Sebelum sesi dialog, Asvi Marwan Adam diberi kesempatan berbicara. Ia lalu menceritakan pengalamannya selama kunjungan di Burma. Disebabkan totalitarianisme, di sana tidak ada kesenjangan ekonomi mencolok antar warga dan warga patuh sekali pada hukum. "Di sana miskin sama-sama miskin. Contohnya saya bertemu menteri yang mengenakan sarung seperti rakyat kebanyakan. Lalu lintas teratur dan orang setelah melanggar tidak akan pergi sampai polisi datang menyelesaikan. Mungkin karena ketakutan akibat represi selama ini" ungkapnya memberi contoh.

Dalam sesi tanya jawab, kebanyakan peserta menyambut baik ajakan untuk lebih memperhatikan Burma. Diva dari STI&K mengemukakan fakta hubungan yang terjadi selama ini di ASEAN adalah government to government, bukan people to people. "Jadi di situ lebih terasa warna kepentingan elit pemerintahan, seperti bisnis keluarga Suharto di Burma" komentarnya. Sedangkan mahasiswa bernama Haikal mengkritisi argumentasi Asian values sebagai senjata penangkal dari para pejabat ASEAN terhadap isu universalitas HAM dan kedaulatan rakyat.

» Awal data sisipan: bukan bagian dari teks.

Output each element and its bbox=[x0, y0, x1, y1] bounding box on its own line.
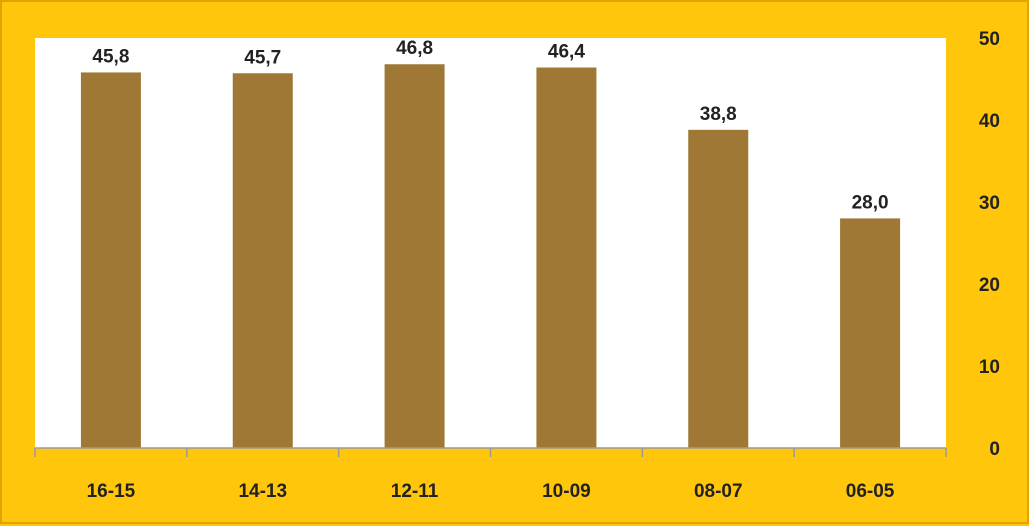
bar-16-15 bbox=[80, 72, 141, 448]
bar-value-label: 28,0 bbox=[852, 192, 889, 213]
y-tick-label: 20 bbox=[979, 275, 1000, 296]
bar-value-label: 46,4 bbox=[548, 42, 585, 63]
bar-value-label: 45,7 bbox=[244, 47, 281, 68]
y-tick-label: 40 bbox=[979, 111, 1000, 132]
y-tick-label: 10 bbox=[979, 357, 1000, 378]
y-tick-label: 50 bbox=[979, 29, 1000, 50]
bar-12-11 bbox=[384, 64, 445, 449]
y-tick-label: 30 bbox=[979, 193, 1000, 214]
x-ticks-group bbox=[34, 448, 947, 457]
bar-value-label: 38,8 bbox=[700, 104, 737, 125]
bars-group bbox=[80, 64, 901, 449]
bar-labels-group: 45,8 45,7 46,8 46,4 38,8 28,0 bbox=[92, 38, 888, 213]
bar-10-09 bbox=[536, 67, 597, 449]
plot-area bbox=[35, 38, 946, 448]
category-label: 14-13 bbox=[238, 481, 287, 502]
bar-06-05 bbox=[840, 218, 901, 448]
category-label: 08-07 bbox=[694, 481, 743, 502]
bar-14-13 bbox=[232, 73, 293, 448]
category-label: 16-15 bbox=[87, 481, 136, 502]
bar-value-label: 45,8 bbox=[92, 46, 129, 67]
bar-value-label: 46,8 bbox=[396, 38, 433, 59]
category-label: 12-11 bbox=[391, 481, 439, 502]
category-label: 06-05 bbox=[846, 481, 895, 502]
y-tick-labels-group: 0 10 20 30 40 50 bbox=[979, 29, 1000, 460]
bar-08-07 bbox=[688, 129, 749, 448]
category-labels-group: 16-15 14-13 12-11 10-09 08-07 06-05 bbox=[87, 481, 895, 502]
category-label: 10-09 bbox=[542, 481, 591, 502]
y-tick-label: 0 bbox=[989, 439, 1000, 460]
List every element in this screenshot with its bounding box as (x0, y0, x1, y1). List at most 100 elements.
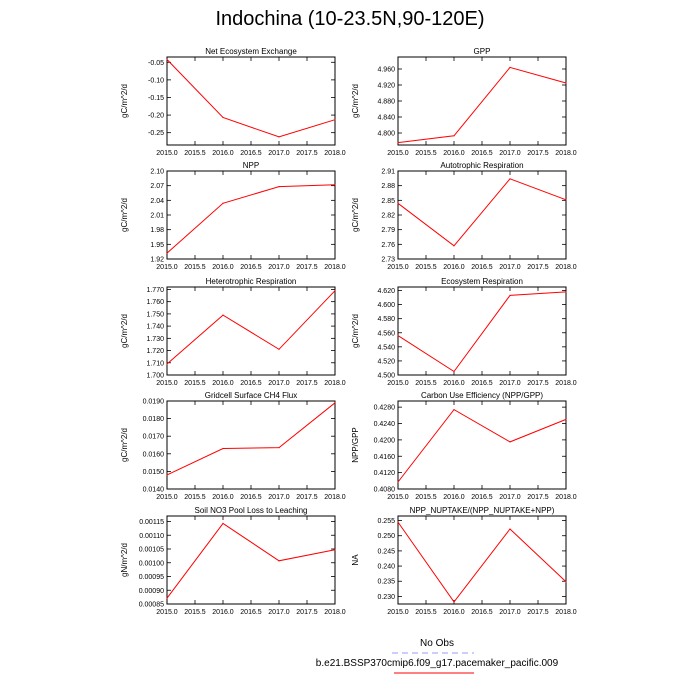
y-axis-label: gC/m^2/d (351, 314, 360, 348)
y-tick-label: 0.00115 (139, 519, 164, 526)
data-point (222, 522, 224, 525)
plot-frame (397, 286, 567, 376)
y-tick-label: -0.25 (148, 130, 164, 137)
y-tick-label: 2.07 (150, 183, 164, 190)
series-line (166, 522, 336, 599)
data-point (397, 521, 399, 523)
data-point (166, 252, 168, 254)
y-tick-label: 1.92 (150, 257, 164, 264)
x-tick-label: 2016.0 (443, 264, 465, 271)
x-tick-label: 2018.0 (555, 264, 577, 271)
data-point (509, 294, 511, 297)
data-point (334, 119, 336, 121)
y-tick-label: 2.85 (381, 198, 395, 205)
panel-title: Carbon Use Efficiency (NPP/GPP) (421, 391, 543, 400)
data-point (509, 528, 511, 530)
y-tick-label: 1.98 (150, 227, 164, 234)
y-tick-label: 0.4080 (374, 487, 396, 494)
y-tick-label: 0.0150 (143, 469, 165, 476)
x-tick-label: 2017.0 (499, 380, 521, 387)
y-tick-label: 0.240 (377, 564, 395, 571)
x-tick-label: 2015.5 (184, 150, 206, 157)
panel-6: Ecosystem Respiration 4.500 4.520 4.540 4.56… (351, 277, 577, 387)
y-tick-label: 2.10 (150, 169, 164, 176)
x-tick-label: 2015.5 (184, 380, 206, 387)
x-tick-label: 2017.0 (268, 380, 290, 387)
data-point (565, 581, 567, 583)
legend: No Obs b.e21.BSSP370cmip6.f09_g17.pacemak… (316, 638, 559, 674)
x-tick-label: 2017.5 (527, 609, 549, 616)
panel-8: Carbon Use Efficiency (NPP/GPP) 0.4080 0.4… (351, 391, 577, 501)
y-tick-label: -0.15 (148, 95, 164, 102)
data-point (453, 601, 455, 603)
y-tick-label: 0.255 (377, 518, 395, 525)
x-tick-label: 2017.0 (499, 264, 521, 271)
legend-obs-label: No Obs (420, 638, 454, 649)
y-tick-label: 4.920 (377, 83, 395, 90)
y-tick-label: 0.235 (377, 579, 395, 586)
x-tick-label: 2017.0 (268, 150, 290, 157)
data-point (278, 447, 280, 449)
series-line (397, 178, 567, 247)
data-point (278, 560, 280, 562)
y-tick-label: 4.840 (377, 115, 395, 122)
data-point (453, 408, 455, 411)
x-tick-label: 2018.0 (324, 609, 346, 616)
x-tick-label: 2017.0 (499, 494, 521, 501)
plot-frame (397, 515, 567, 605)
x-tick-label: 2017.5 (527, 264, 549, 271)
x-tick-label: 2015.0 (156, 264, 178, 271)
data-point (334, 402, 336, 404)
data-point (166, 474, 168, 476)
panel-4: Autotrophic Respiration 2.73 2.76 2.79 2.82 2… (351, 161, 577, 271)
data-point (509, 178, 511, 180)
figure-title: Indochina (10-23.5N,90-120E) (215, 8, 485, 30)
data-point (509, 441, 511, 443)
y-tick-label: 0.250 (377, 533, 395, 540)
panel-title: NPP_NUPTAKE/(NPP_NUPTAKE+NPP) (410, 506, 555, 515)
y-tick-label: 4.540 (377, 344, 395, 351)
data-point (278, 136, 280, 138)
panel-7: Gridcell Surface CH4 Flux 0.0140 0.0150 0.0… (120, 391, 346, 501)
x-tick-label: 2015.5 (415, 609, 437, 616)
x-tick-label: 2015.5 (184, 264, 206, 271)
x-tick-label: 2015.0 (156, 494, 178, 501)
y-tick-label: 2.76 (381, 242, 395, 249)
series-line (397, 291, 567, 373)
data-point (278, 348, 280, 350)
x-tick-label: 2018.0 (555, 150, 577, 157)
data-point (166, 363, 168, 365)
series-line (166, 402, 336, 476)
y-tick-label: 1.740 (146, 324, 164, 331)
panel-5: Heterotrophic Respiration 1.700 1.710 1.720… (120, 277, 346, 387)
y-tick-label: 1.770 (146, 287, 164, 294)
data-point (397, 202, 399, 204)
plot-frame (166, 170, 336, 260)
panel-title: GPP (474, 47, 491, 56)
data-point (397, 334, 399, 337)
data-point (222, 447, 224, 450)
y-tick-label: 0.4120 (374, 470, 396, 477)
data-point (565, 291, 567, 293)
x-tick-label: 2016.0 (443, 494, 465, 501)
y-tick-label: -0.20 (148, 113, 164, 120)
x-tick-label: 2017.0 (499, 150, 521, 157)
y-tick-label: 0.4280 (374, 405, 396, 412)
x-tick-label: 2016.5 (240, 494, 262, 501)
data-point (222, 202, 224, 204)
x-tick-label: 2015.0 (156, 150, 178, 157)
x-tick-label: 2016.0 (212, 380, 234, 387)
panel-title: Heterotrophic Respiration (206, 277, 297, 286)
x-tick-label: 2016.0 (443, 380, 465, 387)
y-tick-label: 4.580 (377, 316, 395, 323)
x-tick-label: 2015.0 (387, 150, 409, 157)
y-tick-label: 2.01 (150, 213, 164, 220)
panel-title: Soil NO3 Pool Loss to Leaching (195, 506, 308, 515)
x-tick-label: 2015.5 (415, 264, 437, 271)
y-tick-label: 2.73 (381, 257, 395, 264)
data-point (565, 82, 567, 84)
panel-10: NPP_NUPTAKE/(NPP_NUPTAKE+NPP) 0.230 0.235 0… (351, 506, 577, 616)
panel-title: Net Ecosystem Exchange (205, 47, 297, 56)
y-tick-label: 0.0190 (143, 399, 165, 406)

Coki dalam kesempatan menjawab membenarkan adanya retorika Asian values/Asian ways yang dalam buku Richard Robinson berinti tiga hal: Harmoni, hirarki dan konsensus. Menurutnya, diantara berbagai solidaritas regional seperti Amerika Latin dan Kaukasus misalnya, hanya ASEAN yang senantiasa menampilkan penguatan rasa identitas diri secara berlebihan. "Retorika yang dimainan ASEAN ini di masa depan amatlah berbahaya. Mengingat akan makin mempertajam kemungkinan terjadinya apa yang dalam tesis Samuel Huntington sebagai benturan peradaban Timur vs Barat (Clash of Civilization) menjadi kenyataan".

Selanjutnya Debbie menyambung bahwa konsensus yang konon merupakan Asian ways adalah omong kosong belaka. Ia memberi contoh Para menteri luar negeri mengambil langkah voting guna menentukan masuk tidaknya Myanmar ke dalam ASEAN. "Ini satu bukti kontradiksi atas klaim Asian ways yang salah satunya adalah konsensus/mufakat" tegas Debbie.

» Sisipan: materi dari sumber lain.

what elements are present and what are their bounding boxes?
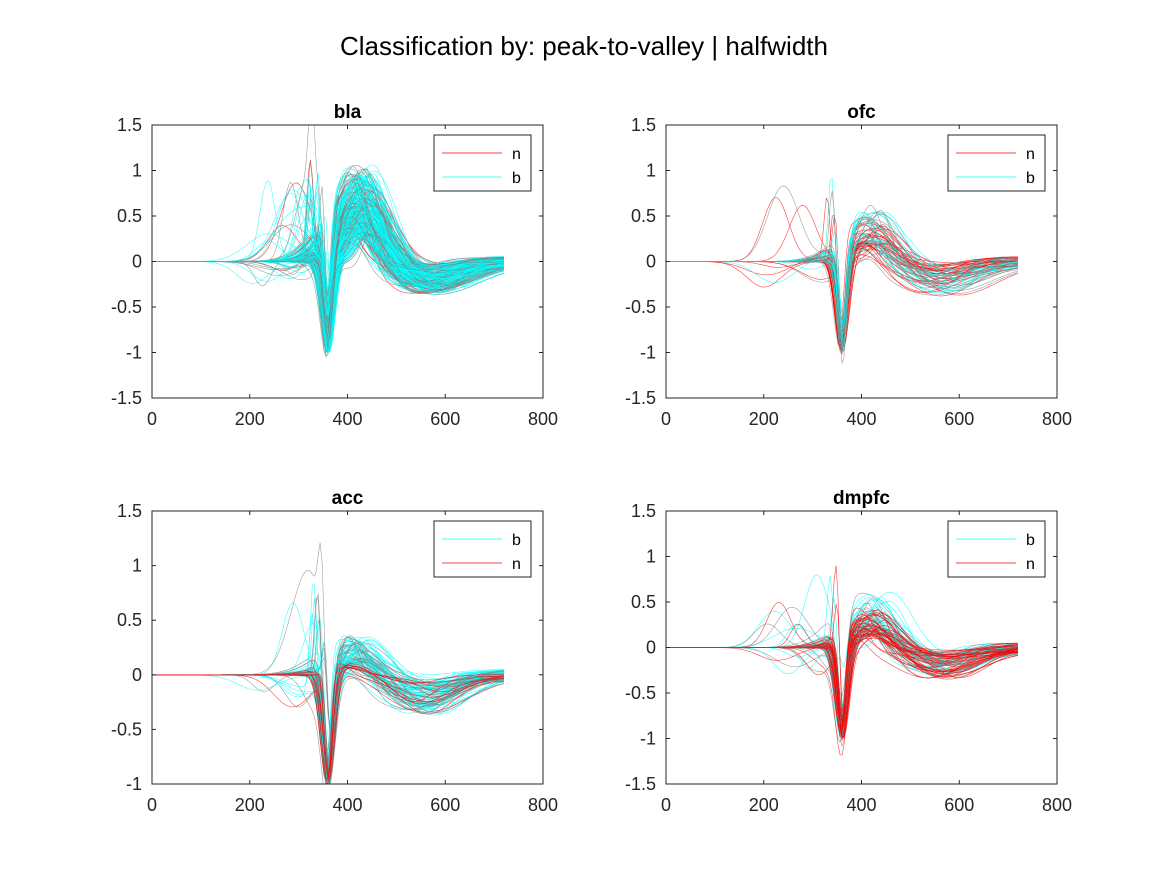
x-tick-label: 800: [1042, 409, 1072, 429]
x-tick-label: 0: [147, 795, 157, 815]
y-tick-label: 0.5: [631, 592, 656, 612]
y-tick-label: 1: [132, 161, 142, 181]
x-tick-label: 400: [846, 795, 876, 815]
waveform-b: [152, 216, 504, 342]
y-tick-label: 0.5: [117, 610, 142, 630]
x-tick-label: 800: [528, 409, 558, 429]
y-tick-label: -0.5: [111, 719, 142, 739]
legend-box: [947, 520, 1046, 578]
y-tick-label: 0: [646, 252, 656, 272]
y-tick-label: 1: [646, 161, 656, 181]
x-tick-label: 600: [944, 795, 974, 815]
waveform-lines: [152, 542, 504, 784]
legend-label-n: n: [512, 556, 521, 573]
legend-label-b: b: [1026, 170, 1035, 187]
x-tick-label: 800: [528, 795, 558, 815]
y-tick-label: -0.5: [625, 683, 656, 703]
legend: nb: [947, 134, 1046, 192]
legend-label-b: b: [512, 170, 521, 187]
subplot-dmpfc: 0 200 400 600 800 1.5 1 0.5 0 -0.5 -1 -1.5 dmpfc bn: [625, 488, 1072, 815]
legend-box: [433, 520, 532, 578]
waveform-n: [666, 623, 1018, 732]
y-tick-label: -1: [640, 343, 656, 363]
subplot-title: ofc: [847, 102, 876, 123]
x-tick-label: 600: [430, 409, 460, 429]
subplot-ofc: 0 200 400 600 800 1.5 1 0.5 0 -0.5 -1 -1.5 ofc nb: [625, 102, 1072, 429]
legend: nb: [433, 134, 532, 192]
y-tick-label: 1: [132, 556, 142, 576]
subplot-title: dmpfc: [833, 488, 890, 509]
x-tick-label: 0: [147, 409, 157, 429]
legend-label-b: b: [1026, 532, 1035, 549]
y-tick-label: -0.5: [111, 297, 142, 317]
subplot-acc: 0 200 400 600 800 1.5 1 0.5 0 -0.5 -1 acc bn: [111, 488, 558, 815]
x-tick-label: 600: [430, 795, 460, 815]
x-tick-label: 200: [749, 409, 779, 429]
x-tick-label: 400: [332, 795, 362, 815]
y-tick-label: 1.5: [631, 501, 656, 521]
figure-title: Classification by: peak-to-valley | half…: [340, 31, 828, 61]
x-tick-label: 0: [661, 795, 671, 815]
legend-box: [433, 134, 532, 192]
y-tick-label: 0.5: [631, 206, 656, 226]
y-tick-label: -1.5: [625, 388, 656, 408]
legend-label-b: b: [512, 532, 521, 549]
y-tick-label: 0: [132, 252, 142, 272]
x-tick-label: 200: [235, 795, 265, 815]
legend-box: [947, 134, 1046, 192]
legend: bn: [433, 520, 532, 578]
waveform-lines: [666, 178, 1019, 364]
y-tick-label: 0: [132, 665, 142, 685]
x-tick-label: 0: [661, 409, 671, 429]
x-tick-label: 400: [332, 409, 362, 429]
subplot-title: bla: [334, 102, 362, 123]
legend: bn: [947, 520, 1046, 578]
y-tick-label: -1: [126, 343, 142, 363]
x-tick-label: 400: [846, 409, 876, 429]
y-tick-label: 1.5: [117, 115, 142, 135]
y-tick-label: 0.5: [117, 206, 142, 226]
waveform-lines: [152, 125, 504, 358]
legend-label-n: n: [512, 146, 521, 163]
legend-label-n: n: [1026, 556, 1035, 573]
y-tick-label: 1.5: [631, 115, 656, 135]
y-tick-label: -1.5: [625, 774, 656, 794]
x-tick-label: 200: [235, 409, 265, 429]
subplot-bla: 0 200 400 600 800 1.5 1 0.5 0 -0.5 -1 -1.5 bla nb: [111, 102, 558, 429]
x-tick-label: 600: [944, 409, 974, 429]
waveform-n: [152, 665, 504, 777]
waveform-b: [666, 190, 1018, 352]
y-tick-label: 1: [646, 547, 656, 567]
legend-label-n: n: [1026, 146, 1035, 163]
y-tick-label: 0: [646, 638, 656, 658]
y-tick-label: 1.5: [117, 501, 142, 521]
x-tick-label: 200: [749, 795, 779, 815]
x-tick-label: 800: [1042, 795, 1072, 815]
y-tick-label: -1.5: [111, 388, 142, 408]
waveform-lines: [666, 565, 1018, 756]
y-tick-label: -1: [126, 774, 142, 794]
y-tick-label: -1: [640, 729, 656, 749]
y-tick-label: -0.5: [625, 297, 656, 317]
subplot-title: acc: [332, 488, 364, 509]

Diskusi pada akhirnya mengarah pada pemaparan Debbie terhadap kondisi Myanmar. Ia yang pernah tinggal lama di sana menolak segala fakta yang terlihat baik di permukaan sebagaimana disaksikan Aswin. Baginya kriminalitas amat menakutkan karena mayoritas rakyat tak berpendidikan dan menganggur. Sejak 1988 ekspor candu ke seluruh dunia ditangani langsung oleh SLORC. Korupsi merajalela sebagai dampak ketiadaan kontrol rakyat.

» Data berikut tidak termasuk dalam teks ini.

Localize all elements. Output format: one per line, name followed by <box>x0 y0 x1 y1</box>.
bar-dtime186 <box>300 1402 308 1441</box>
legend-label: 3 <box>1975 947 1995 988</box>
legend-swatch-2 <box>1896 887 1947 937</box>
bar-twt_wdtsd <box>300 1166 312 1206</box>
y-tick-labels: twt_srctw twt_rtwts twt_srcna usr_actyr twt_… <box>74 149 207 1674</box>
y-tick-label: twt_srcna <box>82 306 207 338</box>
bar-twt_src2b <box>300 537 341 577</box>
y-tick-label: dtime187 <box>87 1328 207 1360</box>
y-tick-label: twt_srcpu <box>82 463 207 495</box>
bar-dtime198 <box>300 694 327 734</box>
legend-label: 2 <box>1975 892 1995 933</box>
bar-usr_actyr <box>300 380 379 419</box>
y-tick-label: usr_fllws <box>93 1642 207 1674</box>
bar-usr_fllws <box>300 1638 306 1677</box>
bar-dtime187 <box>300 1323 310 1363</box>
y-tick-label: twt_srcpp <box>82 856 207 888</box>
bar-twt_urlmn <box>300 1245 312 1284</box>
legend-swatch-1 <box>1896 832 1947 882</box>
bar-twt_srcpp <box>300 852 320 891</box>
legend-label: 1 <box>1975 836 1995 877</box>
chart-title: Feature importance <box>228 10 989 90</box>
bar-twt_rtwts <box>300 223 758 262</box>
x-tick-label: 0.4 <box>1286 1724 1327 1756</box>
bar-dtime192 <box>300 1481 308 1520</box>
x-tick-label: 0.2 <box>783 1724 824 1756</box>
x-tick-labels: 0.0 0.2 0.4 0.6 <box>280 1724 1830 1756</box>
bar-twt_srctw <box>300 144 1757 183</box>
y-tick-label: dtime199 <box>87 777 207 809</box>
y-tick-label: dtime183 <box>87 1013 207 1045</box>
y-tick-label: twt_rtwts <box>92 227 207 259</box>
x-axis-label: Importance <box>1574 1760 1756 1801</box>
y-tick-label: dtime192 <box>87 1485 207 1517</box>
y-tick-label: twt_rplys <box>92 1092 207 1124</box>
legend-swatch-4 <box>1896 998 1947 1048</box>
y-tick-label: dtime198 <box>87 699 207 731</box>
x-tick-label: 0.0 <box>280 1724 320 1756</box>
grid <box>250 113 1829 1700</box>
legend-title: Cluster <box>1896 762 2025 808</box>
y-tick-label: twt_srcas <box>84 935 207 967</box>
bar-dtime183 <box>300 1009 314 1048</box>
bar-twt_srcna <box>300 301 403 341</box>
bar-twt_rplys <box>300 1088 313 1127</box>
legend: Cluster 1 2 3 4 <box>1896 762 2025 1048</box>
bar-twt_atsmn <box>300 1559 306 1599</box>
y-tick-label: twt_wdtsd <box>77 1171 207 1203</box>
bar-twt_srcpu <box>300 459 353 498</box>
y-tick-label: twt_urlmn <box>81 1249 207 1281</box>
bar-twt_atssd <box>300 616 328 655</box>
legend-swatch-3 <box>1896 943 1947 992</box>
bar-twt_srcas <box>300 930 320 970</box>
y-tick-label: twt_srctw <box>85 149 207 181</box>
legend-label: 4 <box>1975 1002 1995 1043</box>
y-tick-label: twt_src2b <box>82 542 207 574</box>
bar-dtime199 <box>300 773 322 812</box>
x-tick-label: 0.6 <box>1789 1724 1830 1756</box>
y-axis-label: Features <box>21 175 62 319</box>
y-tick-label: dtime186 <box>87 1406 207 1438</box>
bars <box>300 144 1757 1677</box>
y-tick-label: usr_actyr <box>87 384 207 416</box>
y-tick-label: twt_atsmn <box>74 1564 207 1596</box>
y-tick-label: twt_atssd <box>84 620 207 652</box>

Anggaran belanja negara yang dikuasai junta militer sebanyak 40% digunakan belanja senjata, dan hanya 4% pembiayaan pendidikan yang mengakibatkan banyak sekolah terpaksa tutup. Prostitusi menunjukkan peningkatannya, hingga dari 48 juta penduduk Burma, 2% nya positif mengidap HIV. Dan karena rendahnya kepedulian pada sektor kesehatan, setengah dari seluruh balita Burma mengalami malnutrisi.